Algumas coisas permanecem. O chocolate Diamante Negro continua igual. Crocante. O Sonho de Valsa também. Viva. Mas os Dadinhos muda- ram, não têm mais aquele gosto. Perderam a fórmula? Mudaram? Ou eu é que mudei e me recuso a acreditar. Um amigo, dia desses, perguntou:

“Tomou de novo o Óleo de Fígado de Bacalhau?” “Nunca mais.” “Pois devia tomar.” “Você tomou?” “Tomei. E odiei, continua um horror.” E nossas mães nos obrigavam a tomar. Quando fazíamos algum mal feito, os pais nos ameaçavam com Óleo de Rícino. Outra coisa que desaparece­u foi o Ovomaltine tipo suíço. Era tão bom, crocante, um gosto diferente, forte. Até hoje lembro a primeira vez que tomei Ovomaltine. Estava na Suíça, em 1963, em Interlaken. Tinha um passe livre da Wagon Lits Cook, que comemorava seu centenário, e com ele eu podia atravessar o país em qualquer direção. Gratuitame­nte. Certa manhã, numa praça, vi a barraquinh­a do Ovomaltine e um grupo de pessoas tomando. Cheguei, pedi. Nunca mais deixei de tomar. Adorava. Quando ia ao Rio de Janeiro de carro, havia uma lanchonete nas proximidad­es da fábrica, na Dutra, que vendia o verdadeiro. Mas parei de tomar quando o tipo suíço saiu do mercado. Por que saiu?

Nada melhor do que a bolacha Champanhe. Era saborosa, parecia pão de ló seco, e havia por cima uma camada de um delicado açúcar cristal. Não havia nada mais delicioso, coisa dos deuses. Cara, não se vendia em qualquer lugar. Quando os pais queriam nos recompensa­r por alguma boa ação (tão raras) nos davam uma caixinha de bolacha Champanhe, com a condição de não comer de uma vez. Não comíamos. Guardávamo­s avaramente, escondíamo­s.

Eu me tornava um mão de vaca, protegia meu tesouro com unhas e dentes. Oferecia uma para a Itajara Malkomes, vizinha de casa, cujo nome tinha sido reduzido para Ita e eu achava a coisa mais linda. Vejam só, champanhe sempre como arma de sedução. Hoje, tem bolacha Champanhe aos montes em mercadinho­s e supermerca­dinhos, ao alcance de todo mundo. Mas onde está aquele sabor que me elevava?

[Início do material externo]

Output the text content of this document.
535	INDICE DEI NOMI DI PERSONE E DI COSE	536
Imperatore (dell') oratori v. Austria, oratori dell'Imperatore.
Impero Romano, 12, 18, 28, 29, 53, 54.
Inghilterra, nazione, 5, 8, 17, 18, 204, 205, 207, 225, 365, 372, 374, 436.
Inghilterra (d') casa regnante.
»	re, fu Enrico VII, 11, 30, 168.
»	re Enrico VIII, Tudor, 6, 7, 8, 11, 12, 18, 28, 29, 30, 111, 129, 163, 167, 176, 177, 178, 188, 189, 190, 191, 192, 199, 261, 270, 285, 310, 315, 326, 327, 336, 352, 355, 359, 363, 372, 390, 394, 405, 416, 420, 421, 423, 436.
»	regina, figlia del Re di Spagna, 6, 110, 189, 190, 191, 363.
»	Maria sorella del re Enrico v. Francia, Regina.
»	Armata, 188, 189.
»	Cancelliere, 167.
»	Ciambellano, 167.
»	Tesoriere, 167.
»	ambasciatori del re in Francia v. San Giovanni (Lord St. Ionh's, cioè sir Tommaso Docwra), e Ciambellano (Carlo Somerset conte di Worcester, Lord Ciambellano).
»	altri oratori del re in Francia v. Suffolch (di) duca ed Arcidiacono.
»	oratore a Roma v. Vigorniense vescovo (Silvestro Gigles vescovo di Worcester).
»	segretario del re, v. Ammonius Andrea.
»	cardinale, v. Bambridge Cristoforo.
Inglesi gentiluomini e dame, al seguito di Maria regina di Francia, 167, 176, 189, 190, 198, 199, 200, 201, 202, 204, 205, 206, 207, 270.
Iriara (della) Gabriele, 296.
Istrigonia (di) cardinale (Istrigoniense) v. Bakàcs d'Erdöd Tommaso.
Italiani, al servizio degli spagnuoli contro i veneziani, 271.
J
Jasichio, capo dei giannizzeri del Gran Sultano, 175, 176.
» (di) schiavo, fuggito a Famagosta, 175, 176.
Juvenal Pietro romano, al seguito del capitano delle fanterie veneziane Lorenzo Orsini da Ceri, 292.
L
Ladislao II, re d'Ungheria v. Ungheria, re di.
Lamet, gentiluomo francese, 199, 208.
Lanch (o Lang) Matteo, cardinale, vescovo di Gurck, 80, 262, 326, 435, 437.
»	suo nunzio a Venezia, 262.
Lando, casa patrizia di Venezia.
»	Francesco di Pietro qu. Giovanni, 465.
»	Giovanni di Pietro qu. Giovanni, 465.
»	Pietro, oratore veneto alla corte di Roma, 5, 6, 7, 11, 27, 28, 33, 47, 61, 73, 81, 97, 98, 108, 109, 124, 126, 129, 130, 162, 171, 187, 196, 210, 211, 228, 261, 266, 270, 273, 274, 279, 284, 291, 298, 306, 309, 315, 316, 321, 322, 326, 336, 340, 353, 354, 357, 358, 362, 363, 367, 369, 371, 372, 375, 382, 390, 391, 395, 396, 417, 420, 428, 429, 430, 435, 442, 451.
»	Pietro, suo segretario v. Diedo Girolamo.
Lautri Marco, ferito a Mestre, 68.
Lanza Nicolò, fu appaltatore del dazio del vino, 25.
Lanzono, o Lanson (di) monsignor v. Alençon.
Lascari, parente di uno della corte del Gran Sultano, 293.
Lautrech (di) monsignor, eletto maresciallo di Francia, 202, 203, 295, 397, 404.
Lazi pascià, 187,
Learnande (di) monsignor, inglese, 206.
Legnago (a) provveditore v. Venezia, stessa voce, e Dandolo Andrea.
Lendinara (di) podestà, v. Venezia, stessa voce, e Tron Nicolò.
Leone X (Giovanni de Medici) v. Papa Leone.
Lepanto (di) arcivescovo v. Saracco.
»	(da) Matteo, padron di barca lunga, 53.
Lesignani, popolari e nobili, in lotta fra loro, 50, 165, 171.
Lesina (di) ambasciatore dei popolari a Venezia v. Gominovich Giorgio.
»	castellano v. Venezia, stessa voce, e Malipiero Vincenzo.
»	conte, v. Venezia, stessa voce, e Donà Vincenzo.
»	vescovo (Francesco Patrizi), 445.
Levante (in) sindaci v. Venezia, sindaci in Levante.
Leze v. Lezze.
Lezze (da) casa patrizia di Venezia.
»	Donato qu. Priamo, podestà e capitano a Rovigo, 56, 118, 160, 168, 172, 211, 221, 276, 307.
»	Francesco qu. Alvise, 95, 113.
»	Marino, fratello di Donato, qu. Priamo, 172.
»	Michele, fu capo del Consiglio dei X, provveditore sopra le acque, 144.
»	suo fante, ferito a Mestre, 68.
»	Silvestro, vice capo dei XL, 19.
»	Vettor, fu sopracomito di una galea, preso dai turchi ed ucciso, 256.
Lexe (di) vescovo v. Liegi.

Para onde foram aqueles tubos redondos, com vaquinhas desenhadas, que continham rodelas de chocolate protegidas por papel laminado? Vendiam na seção de cinema e custavam os olhos da cara. Se algum da turma comprava, via-se assediado por todos, precisava fugir.

E a bala Chita? Havia até uma definição para algum reles conquistad­or cafona: O gostosão da bala Chita.

Alguns produtos não têm mais o mesmo gosto. Perderam a fórmula? Ou eu é que mudei?